Apocalypse on Walton’s Mountain

Alternate title: Dogs Preserve Dreams.

I got up at 4:30 this morning to feed the dogs. I got back in bed and laid awake for 15 minutes memorizing the following dream:

We were in my Grandmother Barron’s back bedroom, the one where Nicole and I used to stay when we were kids, when we noticed the wind was picking up in one corner of the room.

We went outside to play volleyball, but noticed the wind was approaching hurricane-force. I began to notice flooding, and numerous waterspouts in the water all around. I shouted this as loud as I could, but no one seemed to hear me. Soon I realized I needed to be home, so I walked home several miles in knee-deep water.

There was a period in the dream during which I was absent, like a time gap in the movies. I woke up in poverty, which resembled 1890s England. The family in my house help saying things like, “He hates us today,” but won’t tell me who “He” is. On the floor I see a transparent plexiglass Scotty dog and realize this is the “He” they are discussing, and that he is responsible for all the suffering around us.

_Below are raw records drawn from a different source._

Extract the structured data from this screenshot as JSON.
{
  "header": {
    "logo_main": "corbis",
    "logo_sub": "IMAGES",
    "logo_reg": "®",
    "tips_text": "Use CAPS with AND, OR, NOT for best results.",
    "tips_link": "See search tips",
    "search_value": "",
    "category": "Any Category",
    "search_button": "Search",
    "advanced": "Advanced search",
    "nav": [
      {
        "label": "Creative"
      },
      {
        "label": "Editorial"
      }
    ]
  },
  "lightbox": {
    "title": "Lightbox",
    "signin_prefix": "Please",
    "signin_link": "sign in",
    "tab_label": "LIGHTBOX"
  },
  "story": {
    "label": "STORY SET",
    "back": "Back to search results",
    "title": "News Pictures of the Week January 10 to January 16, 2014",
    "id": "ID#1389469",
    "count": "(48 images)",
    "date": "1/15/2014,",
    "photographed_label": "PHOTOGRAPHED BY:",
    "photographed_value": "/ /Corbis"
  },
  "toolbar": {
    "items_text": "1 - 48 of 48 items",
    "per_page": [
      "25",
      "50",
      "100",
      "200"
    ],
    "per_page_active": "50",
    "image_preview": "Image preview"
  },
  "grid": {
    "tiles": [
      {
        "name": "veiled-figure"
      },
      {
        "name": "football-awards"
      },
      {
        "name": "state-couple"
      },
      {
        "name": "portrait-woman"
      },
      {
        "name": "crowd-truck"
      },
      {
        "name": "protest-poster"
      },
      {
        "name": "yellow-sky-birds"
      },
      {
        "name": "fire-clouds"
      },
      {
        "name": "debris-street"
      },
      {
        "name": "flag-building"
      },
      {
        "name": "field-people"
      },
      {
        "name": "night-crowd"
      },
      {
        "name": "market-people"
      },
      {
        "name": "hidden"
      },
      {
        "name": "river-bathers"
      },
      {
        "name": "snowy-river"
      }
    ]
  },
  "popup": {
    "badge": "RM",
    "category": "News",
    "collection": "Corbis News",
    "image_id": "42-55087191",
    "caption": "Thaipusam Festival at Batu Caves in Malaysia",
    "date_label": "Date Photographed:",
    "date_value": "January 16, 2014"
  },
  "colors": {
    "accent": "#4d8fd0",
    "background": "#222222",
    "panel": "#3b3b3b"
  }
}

The dream shifts to a train station, and we are able to trap the plexiglass dog by placing sticks on top of him and beneath him so he is too tall to fit in the tracks. This allows us to board an old school bus, where it becomes clear that my family is The Waltons. I sit on the floor of the bus and color in a coloring book with Kami Cotler, the actress who played the youngest of The Waltons until I look out to see that John Walton, the father, is driving us over a huge body of water. As we enter a city, he turns to bus around and drives the city streets backward, explaining that it better allows us to admire the chrome fenders of our bus.

1 Comment

  1. Classic Katrina dream. You’re clearly concerned that I’m heading for another disaster. Which, yeah. Probably.